In post-TIA patients, MD can affect the course of the illness, trigger another stroke or impede rehabilitation [15]. In the cited work, emotional disturbances were assessed using the HADS scale. It was hypothesized that the central focus of post-TIA rehabilitation should be on psychological counseling. Some authors believe that post-TIA patients develop anxiety and depression due to vascular damage and a profound psychological response to the event; therefore, a well- structured multidisciplinary multifactorial program that includes control over vascular risk factors as part of risk mitigation will help to bring down HADS scores and reduce the prevalence of depression a year after the vascular event [16]. Another study investigated patients’ psychosocial response to TIA. The authors were able to identify 6 major reaction patterns, including worrying thoughts about the future/changes in lifestyle, lack of trust, frustration, anxiety, sense of loss, sadness, confusion. Knowledge of such personal reactions to TIA can help to tailor rehabilitation to the needs of an individual patients and transform their usual coping strategies in order to achieve better rehabilitation outcomes [17].

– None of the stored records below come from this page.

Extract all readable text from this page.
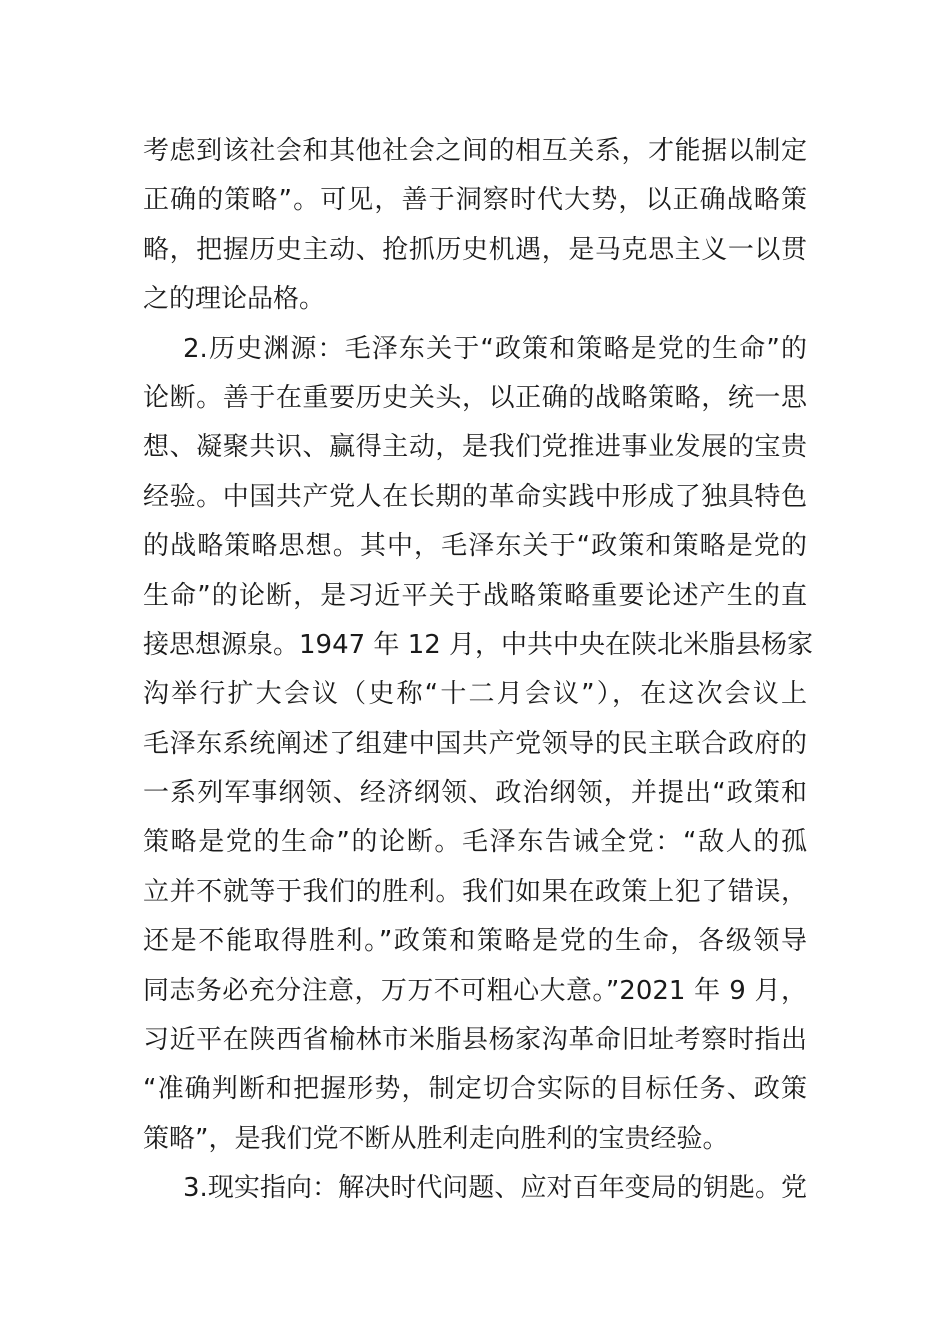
考虑到该社会和其他社会之间的相互关系，才能据以制定
正确的策略”。可见，善于洞察时代大势，以正确战略策
略，把握历史主动、抢抓历史机遇，是马克思主义一以贯
之的理论品格。
2.历史渊源：毛泽东关于“政策和策略是党的生命”的
论断。善于在重要历史关头，以正确的战略策略，统一思
想、凝聚共识、赢得主动，是我们党推进事业发展的宝贵
经验。中国共产党人在长期的革命实践中形成了独具特色
的战略策略思想。其中，毛泽东关于“政策和策略是党的
生命”的论断，是习近平关于战略策略重要论述产生的直
接思想源泉。1947 年 12 月，中共中央在陕北米脂县杨家
沟举行扩大会议（史称“十二月会议”），在这次会议上
毛泽东系统阐述了组建中国共产党领导的民主联合政府的
一系列军事纲领、经济纲领、政治纲领，并提出“政策和
策略是党的生命”的论断。毛泽东告诫全党：“敌人的孤
立并不就等于我们的胜利。我们如果在政策上犯了错误，
还是不能取得胜利。”政策和策略是党的生命，各级领导
同志务必充分注意，万万不可粗心大意。”2021 年 9 月，
习近平在陕西省榆林市米脂县杨家沟革命旧址考察时指出
“准确判断和把握形势，制定切合实际的目标任务、政策
策略”，是我们党不断从胜利走向胜利的宝贵经验。
3.现实指向：解决时代问题、应对百年变局的钥匙。党
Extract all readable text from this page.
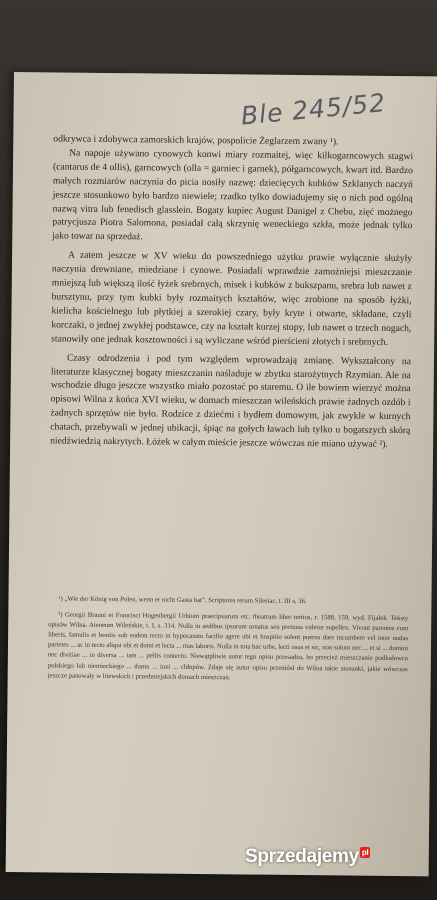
Ble 245/52

odkrywca i zdobywca zamorskich krajów, pospolicie Żeglarzem zwany ¹).

Na napoje używano cynowych konwi miary rozmaitej, więc kilkogarncowych stagwi (cantarus de 4 ollis), garncowych (olla = garniec i garnek), półgarncowych, kwart itd. Bardzo małych rozmiarów naczynia do picia nosiły nazwę: dziecięcych kubków Szklanych naczyń jeszcze stosunkowo było bardzo niewiele; rzadko tylko dowiadujemy się o nich pod ogólną nazwą vitra lub fenedisch glasslein. Bogaty kupiec August Danigel z Chebu, zięć możnego patrycjusza Piotra Salomona, posiadał całą skrzynię weneckiego szkła, może jednak tylko jako towar na sprzedaż.

A zatem jeszcze w XV wieku do powszedniego użytku prawie wyłącznie służyły naczynia drewniane, miedziane i cynowe. Posiadali wprawdzie zamożniejsi mieszczanie mniejszą lub większą ilość łyżek srebrnych, misek i kubków z bukszpanu, srebra lub nawet z bursztynu, przy tym kubki były rozmaitych kształtów, więc zrobione na sposób łyżki, kielicha kościelnego lub płytkiej a szerokiej czary, były kryte i otwarte, składane, czyli korczaki, o jednej zwykłej podstawce, czy na kształt kurzej stopy, lub nawet o trzech nogach, stanowiły one jednak kosztowności i są wyliczane wśród pierścieni złotych i srebrnych.

Czasy odrodzenia i pod tym względem wprowadzają zmianę. Wykształcony na literaturze klasycznej bogaty mieszczanin naśladuje w zbytku starożytnych Rzymian. Ale na wschodzie długo jeszcze wszystko miało pozostać po staremu. O ile bowiem wierzyć można opisowi Wilna z końca XVI wieku, w domach mieszczan wileńskich prawie żadnych ozdób i żadnych sprzętów nie było. Rodzice z dziećmi i bydłem domowym, jak zwykle w kurnych chatach, przebywali w jednej ubikacji, śpiąc na gołych ławach lub tylko u bogatszych skórą niedźwiedzią nakrytych. Łóżek w całym mieście jeszcze wówczas nie miano używać ²).

¹) „Wie der König von Polen, wenn er nicht Gasta hat”. Scriptores rerum Silesiac. t. III s. 36.

²) Georgii Brauni et Francisci Hogenbergii Urbium praecipuarum etc. theatrum liber tertius, r. 1588, 159, wyd. Fijałek. Teksty opisów Wilna. Ateneum Wileńskie, t. I, s. 314. Nulla in aedibus ipsorum ornatus seu pretiosa videtur supellex. Vivunt parentes cum liberis, famulis et bestiis sub eodem tecto in hypocausto facillo agere ubi et hospitio solent pueros dare incumbere vel inter nudas parietes ... ac in tecto aliqui ubi et domi et lecta ... mas laboris. Nulla in tota hac urbe, lecti usus et sic, non solum nec ... et si ... domini nec divitiae ... in diversa ... tam ... pellis contecto. Niewątpliwie autor tego opisu przesadza, bo przecież mieszczanie podlodowca polskiego lub niemieckiego ... domu ... inni ... chłopów. Zdaje się autor opisu przeniósł do Wilna takie stosunki, jakie wówczas jeszcze panowały w litewskich i przedmiejskich domach mieszczan.

Sprzedajemy pl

Some authors indicate that CI can occur in patients who have already experienced a TIA or a minor stroke [5, 18, 19]. Within 9 months following TIA, one-third of patients develop CI interfering with their lifestyle [20].
To sum up, MD and CI in post-TIA patients can be used to tailor rehabilitation programs to the needs of an individual patient.

CONCLUSION

CI and MD rank second after cardiovascular diseases among the comorbidities in post-TIA patients (186.8 cases per 100 patients). Mental disorders cooccur with circulatory system diseases in 60.7% of post-TIA patients. We have established direct, strong and reliable correlations between the severity of CI and the presence of hypertensive heart disease (r = 0.95; p < 0.05), between the severity of mood disorders and hypertensive heart disease (r = 0.95; p < 0.05) and its stage. A combination of neuropsychological disorders and CAD was observed in 47.4% of post-TIA patients. Therefore, rehabilitation for such patients should be well-structured, multidisciplinary and account for multiple factors, including possible comorbidities among which neuropsychological disorders play a significant role.